Koneshloo Amirhossein, Du Dongping, Du Yuncheng
Department of Industrial, Manufacturing and Systems Engineering, Texas Tech University, Lubbock, TX 79409, USA.
Department of Chemical & Biomolecular Engineering, Clarkson University, Potsdam, NY 13699, USA.
Bioengineering (Basel). 2020 Jun 26;7(2):62. doi: 10.3390/bioengineering7020062.
Intracardiac electrograms (EGMs) are electrical signals measured within the chambers of the heart, which can be used to locate abnormal cardiac tissue and guide catheter ablations to treat cardiac arrhythmias. EGMs may contain large amounts of uncertainty and irregular variations, which pose significant challenges in data analysis. This study aims to introduce a statistical approach to account for the data uncertainty while analyzing EGMs for abnormal electrical impulse identification. The activation order of catheter sensors was modeled with a multinomial distribution, and maximum likelihood estimations were done to track the electrical wave conduction path in the presence of uncertainty. Robust optimization was performed to locate the electrical impulses based on the local conduction velocity and the geodesic distances between catheter sensors. The proposed algorithm can identify the focal sources when the electrical conduction is initiated by irregular electrical impulses and involves wave collisions, breakups, and spiral waves. The statistical modeling framework can efficiently deal with data uncertainties and provide a reliable estimation of the focal source locations. This shows the great potential of a statistical approach for the quantitative analysis of the stochastic activity of electrical waves in cardiac disorders and suggests future investigations integrating statistical methods with a deterministic geometry-based method to achieve advanced diagnostic performance.
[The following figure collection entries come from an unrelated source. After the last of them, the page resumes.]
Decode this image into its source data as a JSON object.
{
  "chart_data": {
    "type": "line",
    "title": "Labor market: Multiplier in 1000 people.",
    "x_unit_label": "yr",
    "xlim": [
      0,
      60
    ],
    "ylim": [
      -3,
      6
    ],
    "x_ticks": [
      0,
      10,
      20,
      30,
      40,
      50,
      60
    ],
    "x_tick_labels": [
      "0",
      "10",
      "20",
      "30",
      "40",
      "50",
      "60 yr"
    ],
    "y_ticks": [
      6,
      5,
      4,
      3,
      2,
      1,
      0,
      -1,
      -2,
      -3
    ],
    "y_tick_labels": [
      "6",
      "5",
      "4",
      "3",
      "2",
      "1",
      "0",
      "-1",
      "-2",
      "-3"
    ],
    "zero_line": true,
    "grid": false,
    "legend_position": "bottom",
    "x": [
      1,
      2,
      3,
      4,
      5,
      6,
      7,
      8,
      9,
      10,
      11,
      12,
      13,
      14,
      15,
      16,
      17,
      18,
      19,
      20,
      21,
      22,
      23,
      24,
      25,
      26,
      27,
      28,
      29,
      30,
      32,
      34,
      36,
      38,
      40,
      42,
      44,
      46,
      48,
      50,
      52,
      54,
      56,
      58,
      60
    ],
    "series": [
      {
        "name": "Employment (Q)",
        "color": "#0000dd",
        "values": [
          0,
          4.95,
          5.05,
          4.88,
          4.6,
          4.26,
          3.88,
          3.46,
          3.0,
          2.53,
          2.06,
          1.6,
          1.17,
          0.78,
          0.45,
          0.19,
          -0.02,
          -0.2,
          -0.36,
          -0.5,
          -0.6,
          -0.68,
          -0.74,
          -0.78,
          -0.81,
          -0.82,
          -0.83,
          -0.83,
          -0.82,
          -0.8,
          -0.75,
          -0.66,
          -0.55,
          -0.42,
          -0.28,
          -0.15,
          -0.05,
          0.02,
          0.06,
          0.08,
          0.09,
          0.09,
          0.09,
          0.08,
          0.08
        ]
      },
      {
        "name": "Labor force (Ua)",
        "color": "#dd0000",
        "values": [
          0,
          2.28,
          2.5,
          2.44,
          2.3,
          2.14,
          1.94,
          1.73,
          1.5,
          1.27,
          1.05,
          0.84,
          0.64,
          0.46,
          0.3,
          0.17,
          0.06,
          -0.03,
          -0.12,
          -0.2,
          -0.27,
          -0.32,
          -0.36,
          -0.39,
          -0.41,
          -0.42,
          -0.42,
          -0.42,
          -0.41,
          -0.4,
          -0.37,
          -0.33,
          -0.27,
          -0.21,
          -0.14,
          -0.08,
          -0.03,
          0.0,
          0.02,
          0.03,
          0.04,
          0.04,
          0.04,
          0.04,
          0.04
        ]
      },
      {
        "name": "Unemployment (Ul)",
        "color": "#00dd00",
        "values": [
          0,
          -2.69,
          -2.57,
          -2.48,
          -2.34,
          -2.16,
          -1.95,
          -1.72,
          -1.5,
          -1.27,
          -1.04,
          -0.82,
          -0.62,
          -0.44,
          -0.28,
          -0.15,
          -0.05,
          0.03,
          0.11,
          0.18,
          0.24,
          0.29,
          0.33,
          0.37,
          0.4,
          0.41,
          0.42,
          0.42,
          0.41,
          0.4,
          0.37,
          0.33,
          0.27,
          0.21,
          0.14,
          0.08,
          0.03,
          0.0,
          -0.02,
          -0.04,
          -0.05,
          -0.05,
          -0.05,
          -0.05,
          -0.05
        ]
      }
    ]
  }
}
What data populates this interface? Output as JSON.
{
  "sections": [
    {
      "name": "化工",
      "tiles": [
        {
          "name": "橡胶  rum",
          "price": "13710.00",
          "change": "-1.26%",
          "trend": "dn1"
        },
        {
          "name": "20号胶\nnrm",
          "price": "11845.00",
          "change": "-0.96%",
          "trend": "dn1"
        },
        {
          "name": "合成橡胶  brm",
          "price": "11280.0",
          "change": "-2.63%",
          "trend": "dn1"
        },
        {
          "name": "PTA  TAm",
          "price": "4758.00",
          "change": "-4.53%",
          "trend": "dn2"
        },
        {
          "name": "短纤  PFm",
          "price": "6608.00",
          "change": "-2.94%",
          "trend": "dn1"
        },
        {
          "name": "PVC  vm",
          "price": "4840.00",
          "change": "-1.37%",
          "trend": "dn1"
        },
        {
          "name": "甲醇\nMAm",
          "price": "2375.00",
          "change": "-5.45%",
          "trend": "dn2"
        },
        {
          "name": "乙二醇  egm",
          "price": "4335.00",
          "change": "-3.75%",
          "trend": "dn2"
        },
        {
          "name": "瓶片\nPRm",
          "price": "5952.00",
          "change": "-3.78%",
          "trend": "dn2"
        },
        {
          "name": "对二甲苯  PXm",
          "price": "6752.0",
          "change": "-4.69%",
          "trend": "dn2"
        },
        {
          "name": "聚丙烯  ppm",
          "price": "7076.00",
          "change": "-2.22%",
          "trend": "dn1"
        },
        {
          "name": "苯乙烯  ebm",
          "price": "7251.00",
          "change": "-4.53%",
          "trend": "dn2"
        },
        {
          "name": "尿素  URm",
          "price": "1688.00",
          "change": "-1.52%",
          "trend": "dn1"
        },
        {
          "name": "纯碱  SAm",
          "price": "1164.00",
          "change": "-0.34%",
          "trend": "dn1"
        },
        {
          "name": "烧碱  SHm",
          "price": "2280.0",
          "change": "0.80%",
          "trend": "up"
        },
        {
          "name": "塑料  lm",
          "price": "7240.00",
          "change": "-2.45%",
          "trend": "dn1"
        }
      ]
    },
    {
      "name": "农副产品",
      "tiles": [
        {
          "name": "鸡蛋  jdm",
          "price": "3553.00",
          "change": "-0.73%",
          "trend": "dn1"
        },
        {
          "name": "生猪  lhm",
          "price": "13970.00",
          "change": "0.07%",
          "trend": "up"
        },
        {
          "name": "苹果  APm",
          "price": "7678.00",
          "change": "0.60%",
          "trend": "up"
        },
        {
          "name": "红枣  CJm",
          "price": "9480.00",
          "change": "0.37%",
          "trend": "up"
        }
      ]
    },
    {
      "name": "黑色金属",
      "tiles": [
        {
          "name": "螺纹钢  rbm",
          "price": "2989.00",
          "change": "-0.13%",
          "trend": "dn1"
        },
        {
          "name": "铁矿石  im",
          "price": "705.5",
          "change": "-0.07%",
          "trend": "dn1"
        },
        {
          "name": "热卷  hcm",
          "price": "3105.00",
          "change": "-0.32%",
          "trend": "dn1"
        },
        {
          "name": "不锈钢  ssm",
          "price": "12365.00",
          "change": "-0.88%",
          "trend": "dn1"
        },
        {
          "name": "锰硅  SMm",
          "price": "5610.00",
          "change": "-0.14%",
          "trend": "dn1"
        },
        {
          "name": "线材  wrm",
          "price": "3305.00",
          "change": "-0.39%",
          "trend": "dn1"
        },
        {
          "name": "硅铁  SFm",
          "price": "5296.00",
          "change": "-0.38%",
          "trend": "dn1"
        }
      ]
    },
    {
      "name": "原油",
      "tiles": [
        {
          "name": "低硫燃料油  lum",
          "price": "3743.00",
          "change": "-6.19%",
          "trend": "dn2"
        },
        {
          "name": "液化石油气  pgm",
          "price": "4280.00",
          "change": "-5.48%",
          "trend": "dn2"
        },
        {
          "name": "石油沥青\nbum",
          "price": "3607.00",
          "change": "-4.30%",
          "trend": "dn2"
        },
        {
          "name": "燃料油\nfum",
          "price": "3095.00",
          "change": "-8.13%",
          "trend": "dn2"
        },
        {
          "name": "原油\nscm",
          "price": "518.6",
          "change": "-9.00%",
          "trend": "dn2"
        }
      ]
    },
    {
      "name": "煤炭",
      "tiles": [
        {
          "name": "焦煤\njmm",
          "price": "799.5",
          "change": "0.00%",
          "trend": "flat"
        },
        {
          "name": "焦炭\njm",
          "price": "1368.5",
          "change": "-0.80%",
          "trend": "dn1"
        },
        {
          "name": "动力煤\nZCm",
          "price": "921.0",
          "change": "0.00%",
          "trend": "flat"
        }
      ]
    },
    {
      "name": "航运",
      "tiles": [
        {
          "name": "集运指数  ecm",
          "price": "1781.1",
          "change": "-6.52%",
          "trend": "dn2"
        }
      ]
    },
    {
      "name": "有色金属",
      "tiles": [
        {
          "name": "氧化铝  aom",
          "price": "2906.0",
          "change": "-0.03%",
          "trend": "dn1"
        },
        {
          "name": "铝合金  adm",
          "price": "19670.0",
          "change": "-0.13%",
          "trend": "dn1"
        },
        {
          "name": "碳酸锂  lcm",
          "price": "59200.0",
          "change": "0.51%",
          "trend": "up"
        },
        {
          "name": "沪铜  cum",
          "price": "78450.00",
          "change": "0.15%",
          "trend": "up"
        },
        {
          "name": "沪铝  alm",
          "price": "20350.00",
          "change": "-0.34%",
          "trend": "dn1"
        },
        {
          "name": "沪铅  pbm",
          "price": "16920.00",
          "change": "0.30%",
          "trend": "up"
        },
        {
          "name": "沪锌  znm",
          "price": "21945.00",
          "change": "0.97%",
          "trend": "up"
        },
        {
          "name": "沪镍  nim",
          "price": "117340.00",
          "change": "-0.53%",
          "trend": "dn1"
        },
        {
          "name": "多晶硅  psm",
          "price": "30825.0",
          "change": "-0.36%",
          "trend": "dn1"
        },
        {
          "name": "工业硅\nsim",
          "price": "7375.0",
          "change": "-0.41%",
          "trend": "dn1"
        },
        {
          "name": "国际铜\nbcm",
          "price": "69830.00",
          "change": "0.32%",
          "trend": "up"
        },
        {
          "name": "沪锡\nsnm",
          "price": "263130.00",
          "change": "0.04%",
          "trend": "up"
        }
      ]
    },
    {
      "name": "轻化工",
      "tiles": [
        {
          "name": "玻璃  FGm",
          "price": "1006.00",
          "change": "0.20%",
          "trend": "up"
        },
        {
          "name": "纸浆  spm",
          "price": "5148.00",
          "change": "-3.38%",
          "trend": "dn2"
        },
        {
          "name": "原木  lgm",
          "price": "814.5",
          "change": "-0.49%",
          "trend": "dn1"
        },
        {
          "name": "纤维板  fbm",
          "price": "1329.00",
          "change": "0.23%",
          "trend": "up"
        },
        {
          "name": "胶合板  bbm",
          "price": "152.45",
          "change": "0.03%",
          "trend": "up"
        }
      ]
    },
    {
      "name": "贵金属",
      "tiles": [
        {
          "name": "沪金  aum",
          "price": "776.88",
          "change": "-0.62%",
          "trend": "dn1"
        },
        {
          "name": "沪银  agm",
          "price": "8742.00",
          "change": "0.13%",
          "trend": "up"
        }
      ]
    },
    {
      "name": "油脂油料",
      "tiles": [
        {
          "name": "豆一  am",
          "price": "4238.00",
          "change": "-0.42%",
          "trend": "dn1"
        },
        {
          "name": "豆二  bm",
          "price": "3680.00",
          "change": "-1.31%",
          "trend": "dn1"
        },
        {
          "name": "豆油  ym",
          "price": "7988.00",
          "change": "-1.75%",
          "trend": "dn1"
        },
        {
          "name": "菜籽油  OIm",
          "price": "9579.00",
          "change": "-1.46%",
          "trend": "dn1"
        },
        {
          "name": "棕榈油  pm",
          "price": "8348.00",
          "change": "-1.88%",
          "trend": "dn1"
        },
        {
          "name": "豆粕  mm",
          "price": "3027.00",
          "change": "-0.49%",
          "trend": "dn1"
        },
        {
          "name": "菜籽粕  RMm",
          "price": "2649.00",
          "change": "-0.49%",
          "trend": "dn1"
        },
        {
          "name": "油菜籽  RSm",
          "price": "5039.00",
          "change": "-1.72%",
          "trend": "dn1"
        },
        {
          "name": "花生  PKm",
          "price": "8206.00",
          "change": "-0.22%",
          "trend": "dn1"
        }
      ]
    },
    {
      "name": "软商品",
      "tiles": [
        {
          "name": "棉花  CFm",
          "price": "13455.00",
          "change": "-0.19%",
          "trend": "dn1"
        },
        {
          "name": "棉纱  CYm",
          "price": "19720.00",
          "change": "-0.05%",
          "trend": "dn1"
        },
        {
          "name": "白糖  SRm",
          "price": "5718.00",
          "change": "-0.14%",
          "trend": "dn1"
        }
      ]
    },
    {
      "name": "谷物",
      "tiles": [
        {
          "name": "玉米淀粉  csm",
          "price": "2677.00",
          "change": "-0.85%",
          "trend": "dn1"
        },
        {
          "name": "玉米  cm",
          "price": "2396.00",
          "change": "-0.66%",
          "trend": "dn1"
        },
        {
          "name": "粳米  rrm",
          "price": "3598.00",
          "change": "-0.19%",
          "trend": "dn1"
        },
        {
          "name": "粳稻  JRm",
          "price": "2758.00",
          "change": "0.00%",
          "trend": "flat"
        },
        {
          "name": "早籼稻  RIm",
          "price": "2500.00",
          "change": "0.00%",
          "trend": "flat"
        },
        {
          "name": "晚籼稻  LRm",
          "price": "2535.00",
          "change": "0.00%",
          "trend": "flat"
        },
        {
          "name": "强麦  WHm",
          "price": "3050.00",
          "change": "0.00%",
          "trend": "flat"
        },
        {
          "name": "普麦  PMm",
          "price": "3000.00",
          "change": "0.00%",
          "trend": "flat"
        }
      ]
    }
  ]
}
心内电图(EGMs)是在心脏腔室内测量的电信号,可用于定位异常心脏组织并指导导管消融治疗心律失常。心内电图可能包含大量不确定性和不规则变化,这给数据分析带来了重大挑战。本研究旨在引入一种统计方法,在分析心内电图以识别异常电冲动时考虑数据的不确定性。用多项分布对导管传感器的激活顺序进行建模,并进行最大似然估计以在存在不确定性的情况下追踪电波传导路径。基于局部传导速度和导管传感器之间的测地距离进行稳健优化以定位电冲动。所提出的算法可以在电传导由不规则电冲动引发且涉及波碰撞、破裂和螺旋波时识别局灶性源。该统计建模框架可以有效地处理数据不确定性,并提供局灶性源位置的可靠估计。这显示了统计方法在心脏疾病中电波随机活动定量分析方面的巨大潜力,并建议未来进行将统计方法与基于确定性几何的方法相结合的研究,以实现先进的诊断性能。